When there is a dominant personality on the board of a company it is easy for the other directors to become sidelined, whether through choice or because matters are simply taken out of their hands.

This is particularly the case where the dominant director is also the majority shareholder and runs the business as if it were his or her own personal property. The recent case of Dickinson v NAL Realisations (Staffordshire) Ltd underlined that directors cannot simply sit back and allow one dominant director to run the company, but must take an active role in the management of the company. The case also serves as a reminder of the importance of directors ensuring that they have proper authority to enter into transactions, and that they take into account the interests of all shareholders in carrying out directorial duties.

The problem

The case concerned a company which had three directors, one of which (“D”) was also the majority shareholder (the other shares being held by D’s own small self-administered pension scheme). D ran the company himself, and the other two directors effectively abandoned management of the company to him. Due to some potentially costly litigation against the company, D undertook a series of transactions on behalf of the company, with the purpose of taking the company’s assets out of the reach of the claimants in the litigation, and into D’s personal possession.

The court found that some of the transactions were void as D had undertaken them without reference to the other directors and consequently did not have the proper authority of the board to enter into them. D could not rely on the Re Duomatic principle (which is that where all shareholders consent to a matter which a general meeting of the company could effect, that consent is binding) to give validity to his actions because the pension-scheme shareholder had not been aware of or consented to the relevant transactions. D had also acted in breach of his duties by diminishing the assets of the company and enriching himself in the process.
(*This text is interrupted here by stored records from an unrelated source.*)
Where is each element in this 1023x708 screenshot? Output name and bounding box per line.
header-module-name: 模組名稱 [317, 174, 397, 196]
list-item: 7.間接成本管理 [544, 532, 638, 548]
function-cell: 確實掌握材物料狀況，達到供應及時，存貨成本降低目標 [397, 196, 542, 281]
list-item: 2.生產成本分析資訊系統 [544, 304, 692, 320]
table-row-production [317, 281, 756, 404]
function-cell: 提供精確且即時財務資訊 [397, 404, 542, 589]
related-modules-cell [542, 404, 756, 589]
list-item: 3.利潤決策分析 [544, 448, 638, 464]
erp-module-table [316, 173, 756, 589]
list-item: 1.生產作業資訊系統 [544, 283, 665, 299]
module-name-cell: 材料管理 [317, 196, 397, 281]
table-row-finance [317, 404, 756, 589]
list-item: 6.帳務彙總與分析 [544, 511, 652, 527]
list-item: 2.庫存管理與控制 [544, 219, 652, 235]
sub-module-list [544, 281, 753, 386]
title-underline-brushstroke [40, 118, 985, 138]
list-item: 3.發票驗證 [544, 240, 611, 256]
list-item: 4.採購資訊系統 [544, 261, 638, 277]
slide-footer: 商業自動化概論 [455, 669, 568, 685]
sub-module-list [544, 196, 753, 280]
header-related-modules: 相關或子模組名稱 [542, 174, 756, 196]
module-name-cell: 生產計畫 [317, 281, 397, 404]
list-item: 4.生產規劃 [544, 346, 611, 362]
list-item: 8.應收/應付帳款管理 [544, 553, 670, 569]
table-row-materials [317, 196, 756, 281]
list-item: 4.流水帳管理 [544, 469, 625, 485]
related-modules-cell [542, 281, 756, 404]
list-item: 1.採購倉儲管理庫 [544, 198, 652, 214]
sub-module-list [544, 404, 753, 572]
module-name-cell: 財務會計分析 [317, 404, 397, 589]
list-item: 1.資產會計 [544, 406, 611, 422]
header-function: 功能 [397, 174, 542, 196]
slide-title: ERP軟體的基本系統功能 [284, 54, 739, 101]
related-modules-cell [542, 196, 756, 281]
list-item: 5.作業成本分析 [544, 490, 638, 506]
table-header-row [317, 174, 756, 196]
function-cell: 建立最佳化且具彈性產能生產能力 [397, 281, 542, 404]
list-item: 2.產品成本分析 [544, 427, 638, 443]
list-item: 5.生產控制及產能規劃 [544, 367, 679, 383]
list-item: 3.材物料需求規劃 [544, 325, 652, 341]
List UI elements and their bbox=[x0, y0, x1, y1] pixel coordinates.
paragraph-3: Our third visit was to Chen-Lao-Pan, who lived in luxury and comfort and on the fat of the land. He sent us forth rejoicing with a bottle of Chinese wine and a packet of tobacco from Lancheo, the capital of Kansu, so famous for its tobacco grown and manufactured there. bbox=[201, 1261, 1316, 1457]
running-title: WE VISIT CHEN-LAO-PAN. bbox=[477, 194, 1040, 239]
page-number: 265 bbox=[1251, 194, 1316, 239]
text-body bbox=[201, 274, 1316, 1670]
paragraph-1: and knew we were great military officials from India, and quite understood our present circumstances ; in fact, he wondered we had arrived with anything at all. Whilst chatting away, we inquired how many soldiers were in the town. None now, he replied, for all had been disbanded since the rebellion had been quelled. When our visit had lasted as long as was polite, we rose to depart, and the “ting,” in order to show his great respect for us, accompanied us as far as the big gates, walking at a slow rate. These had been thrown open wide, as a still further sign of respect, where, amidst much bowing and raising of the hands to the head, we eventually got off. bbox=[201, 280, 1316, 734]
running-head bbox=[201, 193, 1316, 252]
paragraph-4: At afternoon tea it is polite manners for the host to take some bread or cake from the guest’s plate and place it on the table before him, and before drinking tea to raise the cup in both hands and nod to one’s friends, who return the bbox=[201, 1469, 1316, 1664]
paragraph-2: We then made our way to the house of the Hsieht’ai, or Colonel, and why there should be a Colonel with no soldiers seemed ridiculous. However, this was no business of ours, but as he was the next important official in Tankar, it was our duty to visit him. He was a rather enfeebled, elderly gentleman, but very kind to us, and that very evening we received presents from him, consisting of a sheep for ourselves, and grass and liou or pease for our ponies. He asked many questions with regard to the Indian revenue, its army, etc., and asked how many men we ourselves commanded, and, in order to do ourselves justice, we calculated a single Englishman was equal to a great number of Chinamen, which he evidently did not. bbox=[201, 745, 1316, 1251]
The court found that the other directors had also breached their duties by entirely abrogating their responsibilities to D. They were found to be irretrievably in breach of duty, however they avoided any liability to the company on the basis that the losses suffered by the company were caused by the actions of D, and not the other directors’ inaction. Although directors in these circumstances may not be liable for the company’s losses, avoiding the stigma and costs that attach to being involved in litigation of this kind should be sufficient incentive to ensure that directors remain active in the management of companies, not to mention the potential for proceedings under the Company Directors Disqualification Act 1986. There is also the potential for personal liability of the directors in certain circumstances where the company becomes insolvent, such as where a director allows a company to trade where there is no reasonable prospect of avoiding entering into insolvent liquidation or administration.

How can I avoid this situation?

Being aware of the up-to-date financial and trading situation should be seen as a prerequisite by any director who wants to comply with his or her duties. In order to stay active in the management of the company, directors have the right to access certain financial information of the company under the Companies Act 2006. If this information is not made readily available, then a first step could be to require that it is provided. This information will also be crucial in determining whether insolvency is likely to occur.

If the dominant director makes it difficult to remain sufficiently aware or involved in management, then the other directors may have to look to other strategies to remain involved. These could range from taking an action in the name of the company against the dominant director (where he or she has breached directorial duties) or, where the other directors are shareholders, suing for unfair prejudice. Where the other directors have no share in the ownership of the company, then the simplest way of limiting their exposure may be to resign; however, where they have an interest in the company they will want to remain involved in the management so this approach is unlikely to be suitable.

Conclusions

It is essential that all directors take their directors’ duties seriously and maintain an active role in the management of the company. If directors feel that they are not sufficiently involved in the management of the business, we recommend they seek legal advice as to how to obtain involvement and/or limit their personal exposure. If they suspect there is a prospect of insolvency of the business, it is also recommended that they take advice from an insolvency practitioner in order to minimise the risk of having to contribute if the company becomes insolvent.